This reminds me of when I shadowed a librarian in high school and they talked to me about how people got really upset with them throwing away books that had multiple reprintings and were in awful condition.
Because people as a whole lack the capacity for nuance, I guess.
Bad focus on the news article.
people got really upset with them throwing away books that had multiple reprintings and were in awful condition.

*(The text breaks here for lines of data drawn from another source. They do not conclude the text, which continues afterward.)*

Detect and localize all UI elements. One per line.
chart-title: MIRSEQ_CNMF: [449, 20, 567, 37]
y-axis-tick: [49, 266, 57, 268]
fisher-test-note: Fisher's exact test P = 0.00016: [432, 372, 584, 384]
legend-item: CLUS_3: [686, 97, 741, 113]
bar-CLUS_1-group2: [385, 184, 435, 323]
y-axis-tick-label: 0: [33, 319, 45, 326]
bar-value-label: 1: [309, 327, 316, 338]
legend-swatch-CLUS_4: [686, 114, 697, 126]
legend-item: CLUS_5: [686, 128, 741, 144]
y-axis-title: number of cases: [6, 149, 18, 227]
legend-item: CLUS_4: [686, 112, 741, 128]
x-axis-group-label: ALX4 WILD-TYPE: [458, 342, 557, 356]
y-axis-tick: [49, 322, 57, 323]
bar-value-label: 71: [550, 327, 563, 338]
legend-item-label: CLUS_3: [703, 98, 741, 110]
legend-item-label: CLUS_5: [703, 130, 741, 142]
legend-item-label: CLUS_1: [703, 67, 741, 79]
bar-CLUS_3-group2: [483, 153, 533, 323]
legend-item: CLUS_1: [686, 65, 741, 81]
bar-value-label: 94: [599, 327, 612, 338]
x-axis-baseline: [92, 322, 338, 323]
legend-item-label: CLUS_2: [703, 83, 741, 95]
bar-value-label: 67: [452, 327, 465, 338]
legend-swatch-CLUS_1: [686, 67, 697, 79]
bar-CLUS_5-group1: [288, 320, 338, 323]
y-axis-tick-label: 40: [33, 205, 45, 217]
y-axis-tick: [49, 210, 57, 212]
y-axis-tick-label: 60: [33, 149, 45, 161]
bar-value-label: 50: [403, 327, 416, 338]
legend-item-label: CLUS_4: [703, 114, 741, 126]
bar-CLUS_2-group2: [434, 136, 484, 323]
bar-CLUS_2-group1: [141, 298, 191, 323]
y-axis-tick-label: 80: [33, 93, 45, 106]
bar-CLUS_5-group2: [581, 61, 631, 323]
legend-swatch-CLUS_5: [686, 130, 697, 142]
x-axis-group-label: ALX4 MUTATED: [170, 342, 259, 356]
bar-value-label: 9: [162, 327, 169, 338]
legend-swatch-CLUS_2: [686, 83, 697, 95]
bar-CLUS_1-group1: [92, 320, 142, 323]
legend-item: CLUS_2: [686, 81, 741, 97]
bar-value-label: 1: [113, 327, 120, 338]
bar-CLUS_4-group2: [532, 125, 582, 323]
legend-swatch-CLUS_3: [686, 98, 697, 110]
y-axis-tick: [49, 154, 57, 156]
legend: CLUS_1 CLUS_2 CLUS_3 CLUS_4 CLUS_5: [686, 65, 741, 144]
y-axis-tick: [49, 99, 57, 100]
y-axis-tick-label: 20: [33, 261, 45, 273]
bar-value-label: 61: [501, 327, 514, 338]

That is not what is going on here, though. They bought millions of dollars of new books in order to train AI and used destructive scanning instead of non-destructive methods. It is a huge waste of resources. They could have used a non-destructive method then donated the books. But like everything involved in current AI, they chose the most wasteful method
The books were purchased and destroyed to digitize them. There is nothing wrong with digitizing a work. The books were destroyed because duplicating a work without permission is illegal, but destroying the original means that there is only one copy in the end still.
The LLM training is the problem. This is not.
The books were destroyed because duplicating a work without permission is illegal
It is not illegal if you don’t distribute, which the judge ruled meant this was fair use. They destroyed the books as part of the digitizing project because it is likely faster and cheaper than non-destructive methods.
but destroying the original means that there is only one copy in the end still.
That is not how this works at all. As long as you aren’t distributing, you are well within your rights to make copies of a book you purchase.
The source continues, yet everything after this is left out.